Do you use the VAT Flat Rate scheme to calculate the amount of VAT that you are required to pay? HMRC announced in the Autumn Statement that they will introduce a new 16.5% rate from 1 April 2017 for businesses with limited costs, such as many labour-only businesses, to prevent perceived abuse of the scheme. Guidance in
Notice 733, which has the force of law, will introduce anti-forestalling provisions.

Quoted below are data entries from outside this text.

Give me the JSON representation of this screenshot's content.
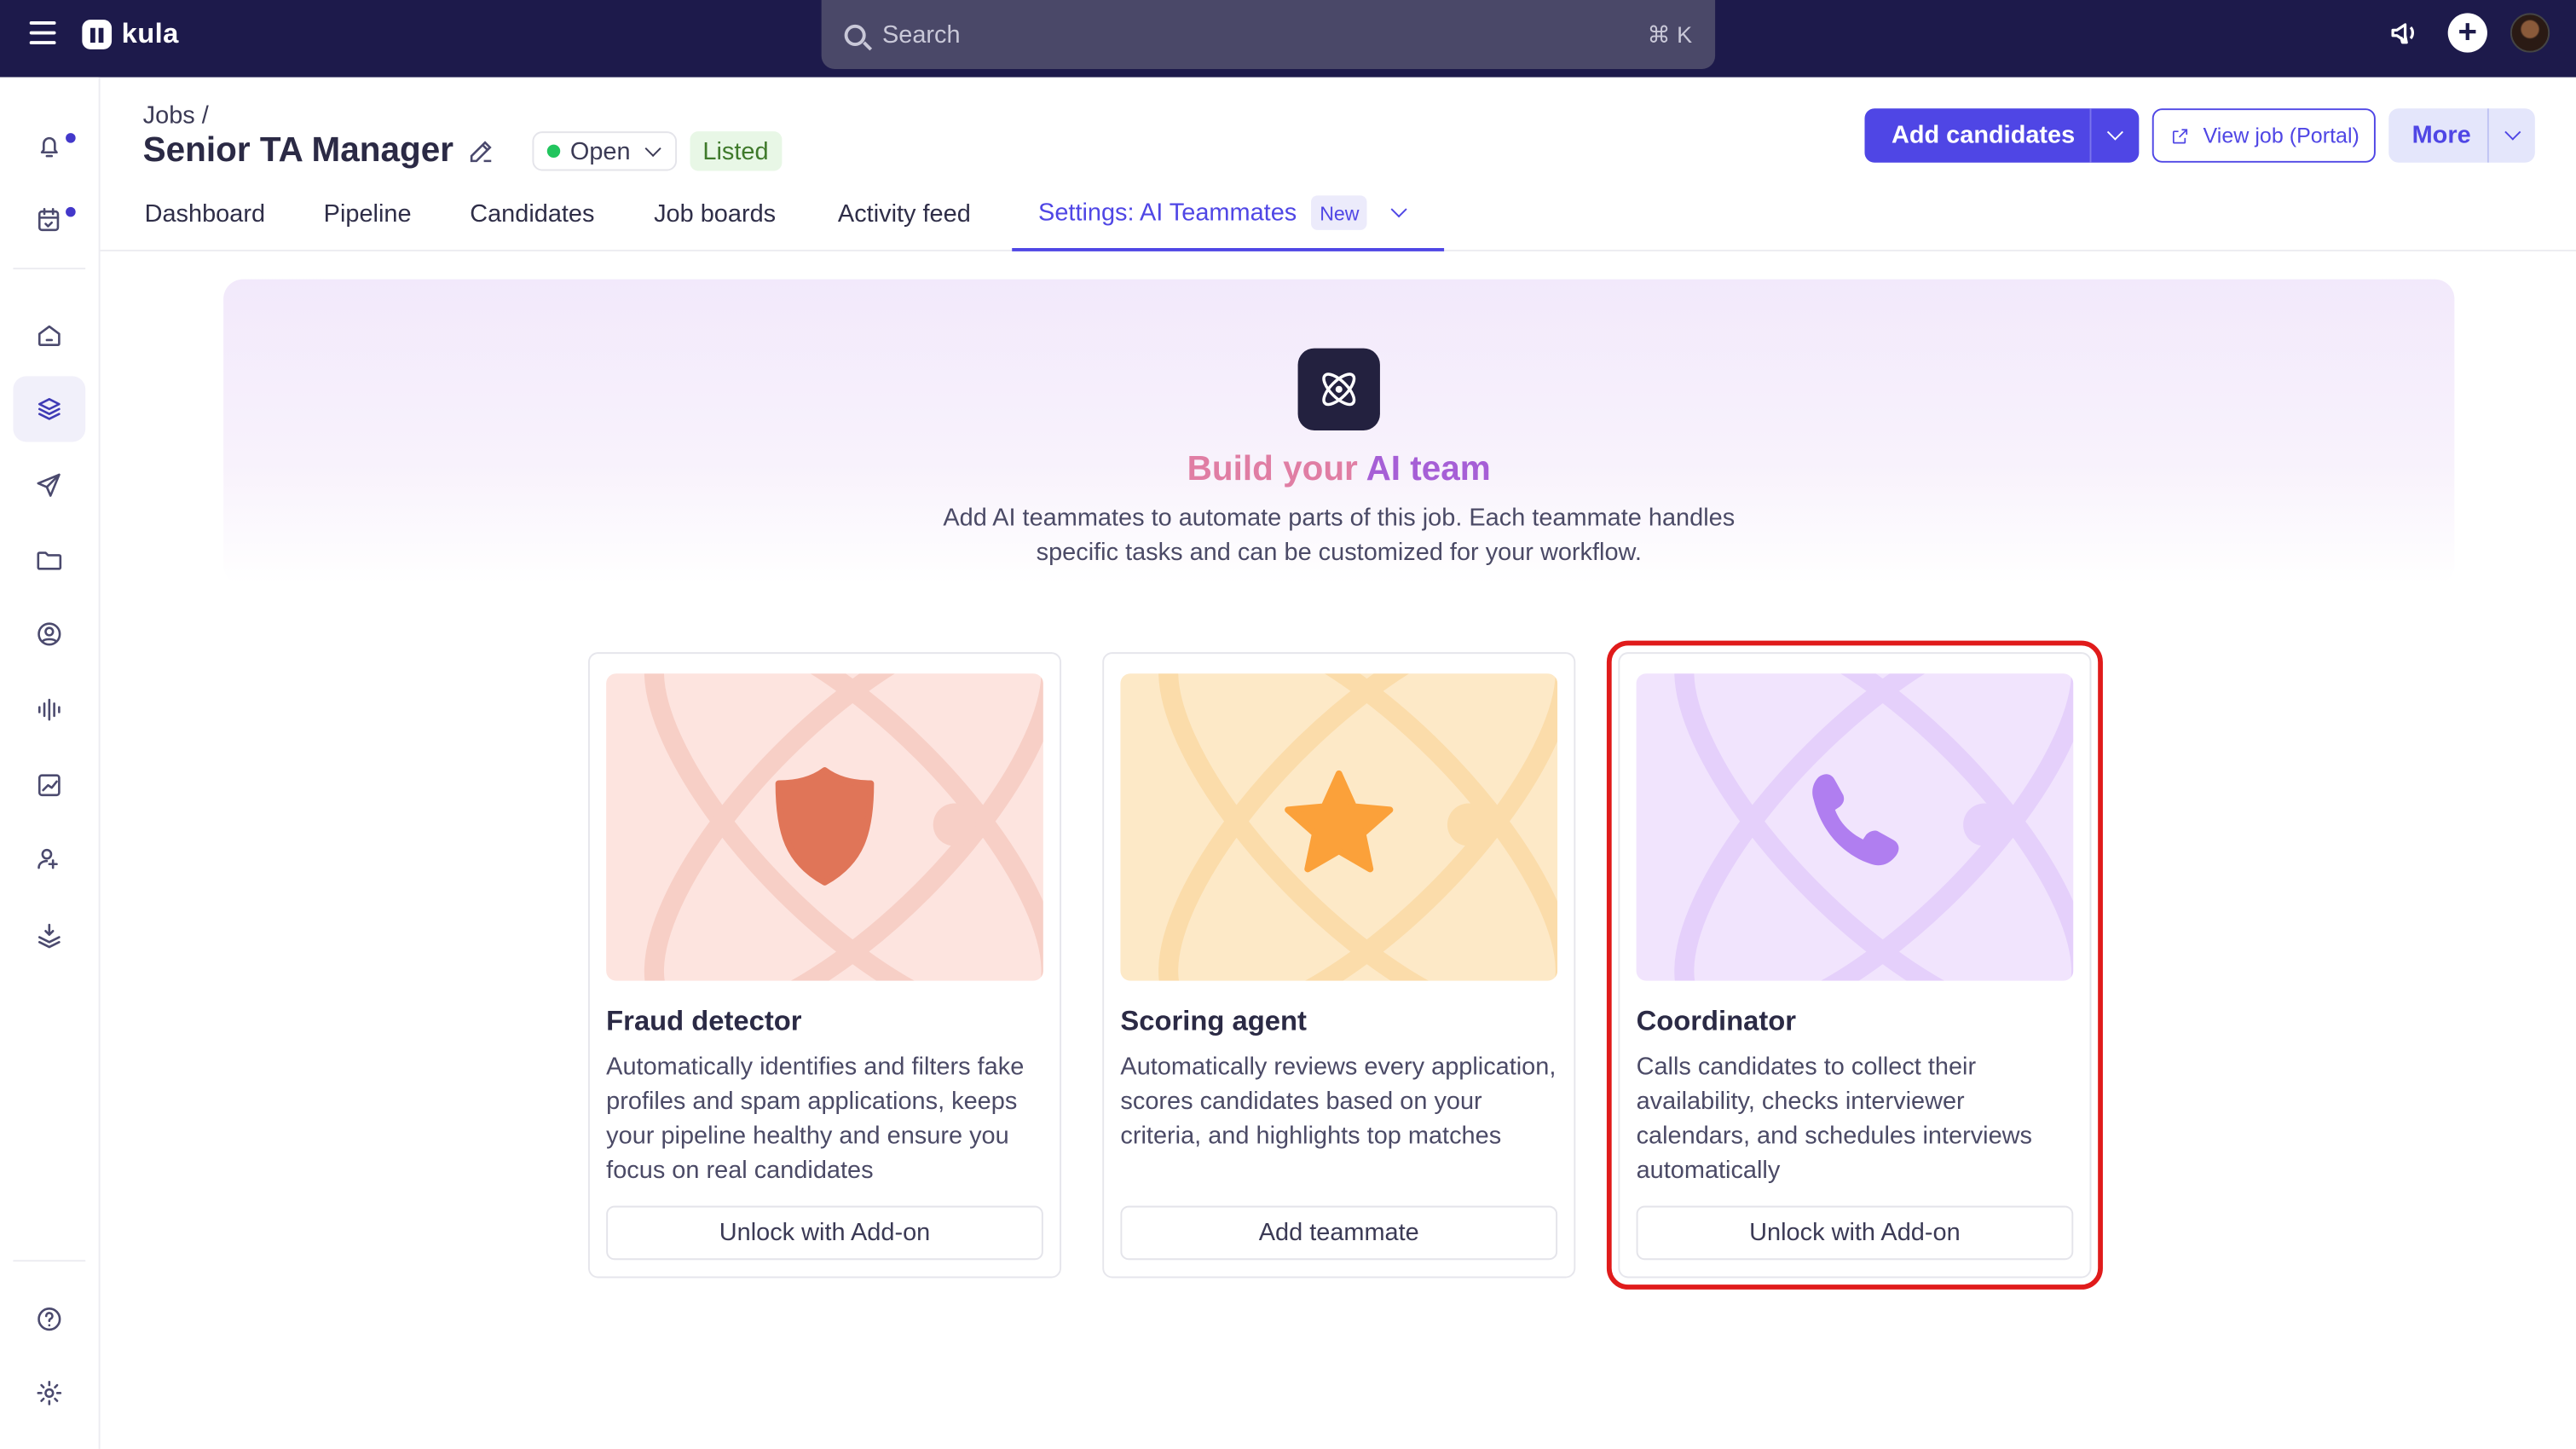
{
  "topbar": {
    "app_name": "kula",
    "search_placeholder": "Search",
    "search_shortcut": "⌘ K"
  },
  "header": {
    "breadcrumb": "Jobs /",
    "title": "Senior TA Manager",
    "status": "Open",
    "listed_badge": "Listed",
    "add_candidates_label": "Add candidates",
    "view_job_label": "View job (Portal)",
    "more_label": "More"
  },
  "tabs": [
    {
      "label": "Dashboard"
    },
    {
      "label": "Pipeline"
    },
    {
      "label": "Candidates"
    },
    {
      "label": "Job boards"
    },
    {
      "label": "Activity feed"
    },
    {
      "label": "Settings: AI Teammates",
      "badge": "New",
      "active": true
    }
  ],
  "hero": {
    "title_part1": "Build your",
    "title_part2": "AI team",
    "description": "Add AI teammates to automate parts of this job. Each teammate handles specific tasks and can be customized for your workflow."
  },
  "cards": [
    {
      "name": "Fraud detector",
      "description": "Automatically identifies and filters fake profiles and spam applications, keeps your pipeline healthy and ensure you focus on real candidates",
      "button": "Unlock with Add-on",
      "icon": "shield-icon",
      "bg_color": "#fde4df",
      "icon_color": "#e07558"
    },
    {
      "name": "Scoring agent",
      "description": "Automatically reviews every application, scores candidates based on your criteria, and highlights top matches",
      "button": "Add teammate",
      "icon": "star-icon",
      "bg_color": "#fde9c7",
      "icon_color": "#fba13a"
    },
    {
      "name": "Coordinator",
      "description": "Calls candidates to collect their availability, checks interviewer calendars, and schedules interviews automatically",
      "button": "Unlock with Add-on",
      "icon": "phone-icon",
      "bg_color": "#f1e4fd",
      "icon_color": "#b07ef0"
    }
  ],
  "colors": {
    "topbar": "#1d1a4b",
    "accent": "#4f46e5",
    "highlight": "#e01b1b"
  }
}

From 1 April 2017, FRS businesses will have to determine whether they meet the definition of a ‘limited cost trader’. A limited cost trader will be defined as one whose VAT inclusive expenditure on goods is either:
- less than 2% of their VAT inclusive turnover in a prescribed accounting period; or
- greater than 2% of their VAT inclusive turnover but less than £1000 per annum if the prescribed accounting period is one year (if it is not one year, the figure is the relevant proportion of £1000).
Goods, for the purposes of this measure, must be used exclusively for the purpose of the business but exclude the following items:
- capital expenditure
- food or drink for consumption by the flat rate business or its employees
- vehicles, vehicle parts and fuel (except where the business is one that carries out transport services – for example a taxi business – and uses its own or a leased vehicle to carry out those services)
These exclusions are designed to prevent traders buying either low value everyday items or one-off purchases in order to inflate their costs beyond 2%.
Anti-forestalling provisions in the Flat Rate Scheme Notice 733 are designed to prevent any business defined as a limited cost trader from continuing to use a lower flat rate beyond 1 April 2017. HMRC will introduce an online tool that will help determine whether businesses should use the new rate.
You will need to consider whether you should deregister from VAT if you operate below the VAT threshold level or revert to normal VAT accounting.